In this scenario, should one just be publishing at the level of paragraphs and tags? Euan feels that the paper provide an important narrative structure.

It was a decision that the threads did not require independent review, as each atom within them had already been reviewed.

People have started to cite the threads via the URL of the thread, however Nature did not ask for DOI’s for the threads. (this would cause a problem for ISI and traditional citation counting practices).

Interactive figures

This was not the most successful part of the project. There needs to be more investment into the widget creation process. There needs to be more standardisation.

There was a lot of back and forth between the coders and the academics and the publishers on the creation of the interactive figures, but what does this actually give you? “It sort of doesn’t really change the world”. There could be a lot more if you could click on a data point, and drill down on that point. The authors spent a large amount of time, and created some JavaScript prototypes, and these were then refined, but they didn’t really get to a thing that they thought was useful.

They tried to make every figure interactive, but they ran out of time, and perhaps lost a bit of focus around this.

There needs to be an open library of JS with standard formats to go into the backed.

Biojs is a ground-up EBI widget group, something like this which is domain specific, targeted at specific standard data sets, could be more useful than doing custom visualisations.

Virtual machine

This is the ultimate materials and methods for computational papers. This is not a sophisticated thing to publish, it’s just a big file. Euan is very proud of this as a scientist. It should be trivial to do from a publishing point of view.

The only thing you have to worry about is the size of your supplementary file limits. Ideally one should deposit it before review, and allow reviewers to spin up for review.

The thing that has been most used have been the tarballs for each individual figures, rather than the VM of the entire machine.

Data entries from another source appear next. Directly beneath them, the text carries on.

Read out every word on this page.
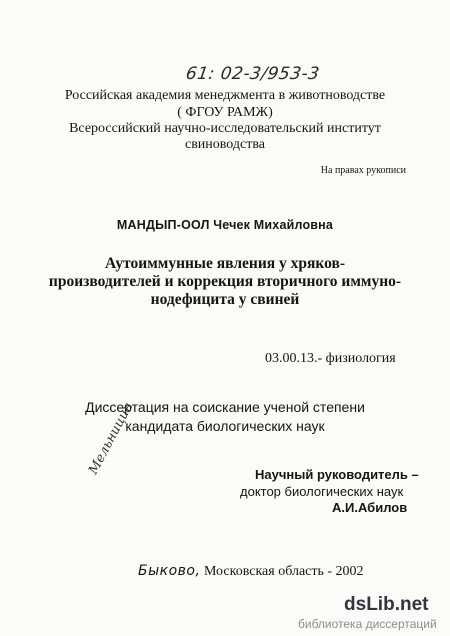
61: 02-3/953-3
Российская академия менеджмента в животноводстве
( ФГОУ РАМЖ)
Всероссийский научно-исследовательский институт
свиноводства
На правах рукописи
МАНДЫП-ООЛ Чечек Михайловна
Аутоиммунные явления у хряков-
производителей и коррекция вторичного иммуно-
нодефицита у свиней
03.00.13.- физиология
Диссертация на соискание ученой степени
кандидата биологических наук
Научный руководитель –
доктор биологических наук
А.И.Абилов
Мельницин
Быково, Московская область - 2002
dsLib.net
библиотека диссертаций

The biggest piece of computation can’t be placed into a single VM, but they did put in one example pipeline (a bit like blue peter - here is one we did earlier).

Data integration.

  • Majority of structured databases have deposit during review
  • A few systems allow reviewer accounts, but they are not much used. The VM concept might be a better approach.
  • BioStudy database is piece of re-factoring for all data types - a new project coming out of the EBI in 2013.

BioStudy

This is a new initiative from EBI as a way to allow the weaving of multiple data intensive studies together. Each will have it’s own access number. These could be tied to individual papers, but not always.

Lessons

  • This kind of approach only makes sense if it’s Open Access.
  • The interactive figures will be harder to run if you have to make the data access hack proof.

At the outset, most people were interested in the interactive figures, the threads were known about, but not the main focus, however in the end the threads have been more successful. When they started curating threads they started out with about 26, these were collapsed down to 13 final threads. There was a balance between thin threads and thick threads, where you could think of a thin thread of being a hyper-focussed thread.

Message

He now thinks that digital publishing is truly the future, and for open access publishers this kind of thing should be easy, but it is soul searching for closed access publishers.

This really highlights the difference between free to read and free to use. You can only do this when you are in the free to use domain.

It has to be done generically, it can’t be done in a publishing house kind of way, as the science is not published though just one publishing house.